Ve böylelikle peygamberimiz bizim en büyük psikiyatristimiz, Terbiyede, yetiştirmede alabileceğimiz örnek ve önderimizdir.
Bir ümmetin yeşermesi için tohumlarının hak ile ekilmesi gerekir ve hakkın ancak Kur’an ve sünnette olduğudur…
Allahu (azze ve celle) kuluna verdiği tohumları emanet olarak vermiştir, Anne ve babaya düşen görev ise o emanete riayet etmektir, onu Hakkı ile yetiştirebilmek, Allah yolunda yeşertmektir.

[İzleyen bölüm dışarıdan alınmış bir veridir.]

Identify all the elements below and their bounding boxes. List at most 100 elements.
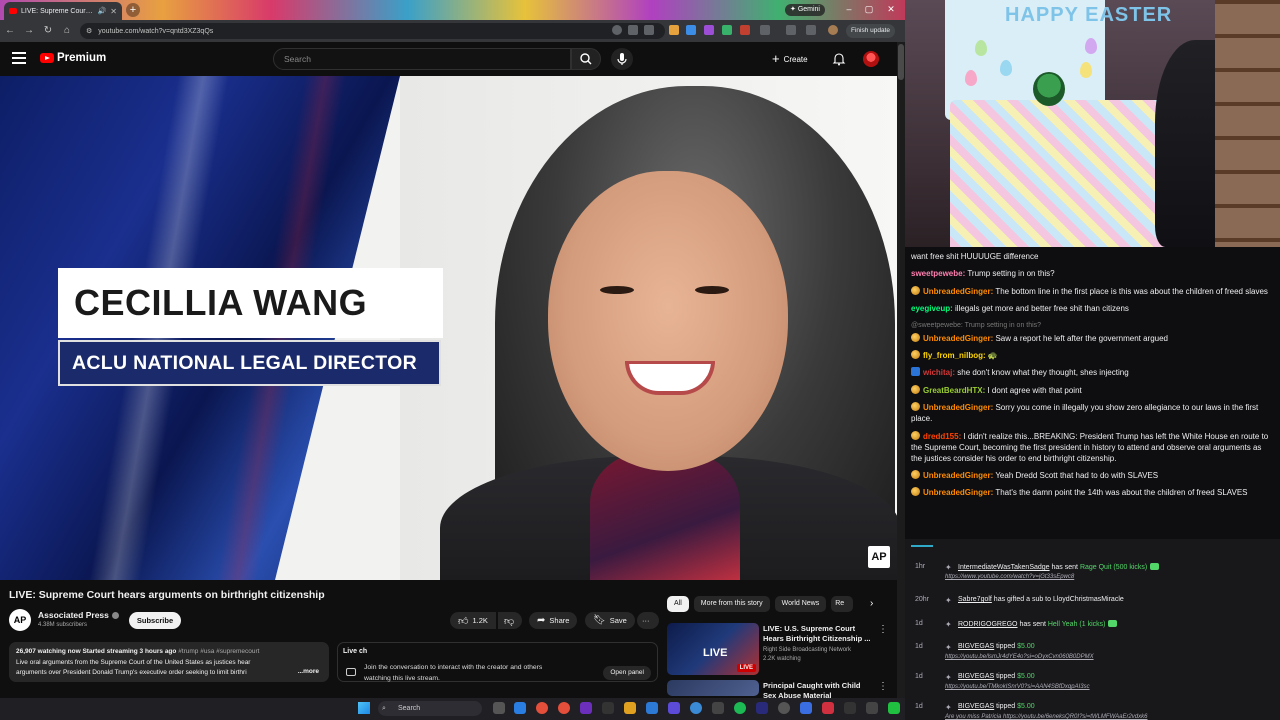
event-username[interactable]: BIGVEGAS bbox=[958, 703, 994, 710]
extension-icon[interactable] bbox=[722, 25, 732, 35]
chat-username[interactable]: UnbreadedGinger: bbox=[923, 334, 993, 343]
new-tab-button[interactable]: + bbox=[126, 3, 140, 17]
kebab-menu-icon[interactable]: ⋮ bbox=[878, 681, 888, 692]
chevron-right-icon[interactable]: › bbox=[870, 598, 873, 609]
channel-avatar[interactable]: AP bbox=[9, 609, 31, 631]
chat-username[interactable]: sweetpewebe: bbox=[911, 269, 965, 278]
site-info-icon[interactable]: ⚙ bbox=[86, 27, 92, 35]
minimize-icon[interactable]: – bbox=[842, 2, 856, 16]
search-input[interactable]: Search bbox=[273, 48, 571, 70]
app-icon[interactable] bbox=[602, 702, 614, 714]
share-button[interactable]: ➦ Share bbox=[529, 612, 578, 629]
like-button[interactable]: 👍︎ 1.2K bbox=[450, 612, 496, 629]
scrollbar-thumb[interactable] bbox=[898, 44, 904, 80]
home-icon[interactable]: ⌂ bbox=[58, 22, 76, 40]
chip-world-news[interactable]: World News bbox=[774, 596, 827, 612]
chat-username[interactable]: UnbreadedGinger: bbox=[923, 403, 993, 412]
more-actions-button[interactable]: ··· bbox=[637, 612, 659, 629]
gemini-button[interactable]: ✦ Gemini bbox=[785, 4, 825, 16]
event-link[interactable]: https://www.youtube.com/watch?v=jGt33sEp… bbox=[945, 574, 1074, 580]
hashtags[interactable]: #trump #usa #supremecourt bbox=[178, 648, 259, 655]
youtube-logo[interactable]: Premium bbox=[40, 52, 106, 64]
back-icon[interactable]: ← bbox=[1, 22, 19, 40]
notifications-bell-icon[interactable] bbox=[832, 52, 846, 66]
edge-icon[interactable] bbox=[514, 702, 526, 714]
kebab-menu-icon[interactable]: ⋮ bbox=[878, 624, 888, 635]
extension-icon[interactable] bbox=[740, 25, 750, 35]
app-icon[interactable] bbox=[668, 702, 680, 714]
audio-icon[interactable]: 🔊 bbox=[98, 7, 107, 15]
recommendation-title[interactable]: LIVE: U.S. Supreme Court Hears Birthrigh… bbox=[763, 624, 875, 644]
app-icon[interactable] bbox=[778, 702, 790, 714]
finish-update-button[interactable]: Finish update bbox=[846, 24, 896, 38]
chip-truncated[interactable]: Re bbox=[831, 596, 854, 612]
extension-icon[interactable] bbox=[669, 25, 679, 35]
search-button[interactable] bbox=[571, 48, 601, 70]
event-link[interactable]: Are you miss Patricia https://youtu.be/6… bbox=[945, 714, 1147, 720]
chip-more-from-story[interactable]: More from this story bbox=[693, 596, 770, 612]
recommendation-item[interactable]: LIVE LIVE LIVE: U.S. Supreme Court Hears… bbox=[667, 623, 892, 679]
window-close-icon[interactable]: ✕ bbox=[884, 2, 898, 16]
page-scrollbar[interactable] bbox=[897, 42, 905, 698]
description-box[interactable]: 26,907 watching now Started streaming 3 … bbox=[9, 642, 329, 682]
windows-start-icon[interactable] bbox=[358, 702, 370, 714]
chip-all[interactable]: All bbox=[667, 596, 689, 612]
subscribe-button[interactable]: Subscribe bbox=[129, 612, 181, 629]
app-icon[interactable] bbox=[580, 702, 592, 714]
open-panel-button[interactable]: Open panel bbox=[603, 666, 651, 680]
chrome-icon[interactable] bbox=[558, 702, 570, 714]
recommendation-item[interactable]: Principal Caught with Child Sex Abuse Ma… bbox=[667, 680, 892, 698]
app-icon[interactable] bbox=[646, 702, 658, 714]
event-link[interactable]: https://youtu.be/lsmJr4dYE4o?si=oDyxCvn0… bbox=[945, 654, 1094, 660]
taskbar-search[interactable]: ⌕ Search bbox=[378, 701, 482, 716]
browser-tab-active[interactable]: LIVE: Supreme Court hears 🔊 ✕ bbox=[4, 2, 122, 20]
show-more-link[interactable]: ...more bbox=[298, 667, 319, 678]
maximize-icon[interactable]: ▢ bbox=[862, 2, 876, 16]
chat-username[interactable]: UnbreadedGinger: bbox=[923, 471, 993, 480]
chat-username[interactable]: UnbreadedGinger: bbox=[923, 488, 993, 497]
dislike-button[interactable]: 👎︎ bbox=[498, 612, 522, 629]
forward-icon[interactable]: → bbox=[20, 22, 38, 40]
voice-search-button[interactable] bbox=[611, 48, 633, 70]
app-icon[interactable] bbox=[888, 702, 900, 714]
app-icon[interactable] bbox=[690, 702, 702, 714]
chat-username[interactable]: fly_from_nilbog: bbox=[923, 351, 986, 360]
account-avatar[interactable] bbox=[863, 51, 879, 67]
task-view-icon[interactable] bbox=[493, 702, 505, 714]
reload-icon[interactable]: ↻ bbox=[39, 22, 57, 40]
side-panel-icon[interactable] bbox=[786, 25, 796, 35]
app-icon[interactable] bbox=[800, 702, 812, 714]
app-icon[interactable] bbox=[756, 702, 768, 714]
recommendation-thumbnail[interactable]: LIVE LIVE bbox=[667, 623, 759, 675]
create-button[interactable]: + Create bbox=[772, 50, 808, 68]
file-explorer-icon[interactable] bbox=[624, 702, 636, 714]
chat-username[interactable]: dredd155: bbox=[923, 432, 961, 441]
app-icon[interactable] bbox=[712, 702, 724, 714]
chat-username[interactable]: eyegiveup: bbox=[911, 304, 953, 313]
recommendation-thumbnail[interactable] bbox=[667, 680, 759, 696]
lens-icon[interactable] bbox=[612, 25, 622, 35]
chat-username[interactable]: GreatBeardHTX: bbox=[923, 386, 985, 395]
profile-avatar[interactable] bbox=[828, 25, 838, 35]
spotify-icon[interactable] bbox=[734, 702, 746, 714]
recommendation-channel[interactable]: Right Side Broadcasting Network bbox=[763, 647, 851, 653]
address-bar[interactable]: ⚙ youtube.com/watch?v=qntd3XZ3qQs bbox=[80, 23, 665, 39]
event-link[interactable]: https://youtu.be/TMkokISnrV0?si=AAN4SBfD… bbox=[945, 684, 1090, 690]
install-icon[interactable] bbox=[628, 25, 638, 35]
video-player[interactable]: CECILLIA WANG ACLU NATIONAL LEGAL DIRECT… bbox=[0, 76, 897, 580]
event-username[interactable]: IntermediateWasTakenSadge bbox=[958, 564, 1050, 571]
app-icon[interactable] bbox=[822, 702, 834, 714]
chat-username[interactable]: UnbreadedGinger: bbox=[923, 287, 993, 296]
bookmark-star-icon[interactable] bbox=[644, 25, 654, 35]
channel-name[interactable]: Associated Press bbox=[38, 610, 119, 620]
extensions-puzzle-icon[interactable] bbox=[760, 25, 770, 35]
downloads-icon[interactable] bbox=[806, 25, 816, 35]
chat-username[interactable]: wichitaj: bbox=[923, 368, 955, 377]
app-icon[interactable] bbox=[844, 702, 856, 714]
tab-close-icon[interactable]: ✕ bbox=[110, 7, 117, 16]
menu-icon[interactable] bbox=[12, 52, 26, 66]
app-icon[interactable] bbox=[866, 702, 878, 714]
extension-icon[interactable] bbox=[704, 25, 714, 35]
save-button[interactable]: 🔖︎ Save bbox=[585, 612, 635, 629]
event-username[interactable]: BIGVEGAS bbox=[958, 673, 994, 680]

Çocukların temiz kalpleri kıymetli bir cevher olup, mum gibi, her şekli alabilir. Küçük iken, hiçbir şekle girmemiştir. Temiz bir toprak gibidir. Temiz toprağa hangi tohum ekilirse, onun mahsulü alınır. Onun için Ağaç yaşken eğilir demişlerdir. Bunun gibi çocuk da neye meylettirilirse, oraya yönelir. Eğer hayrı âdet eder, öğrenirse hayır üzerine büyür. Çocuklara iman, Kur’an ve Allah (azze ve celle)’nin emirleri öğretilir ve yapmaya alıştırılırsa, din ve dünya saadetine ererler. Bu saadete anne ve baba da ortak olur. Eğer bunlar öğretilmez ve alıştırılmaz ise, bedbaht olurlar. Yapacakları her kötülüğün günahı, anne ve babaya verilir.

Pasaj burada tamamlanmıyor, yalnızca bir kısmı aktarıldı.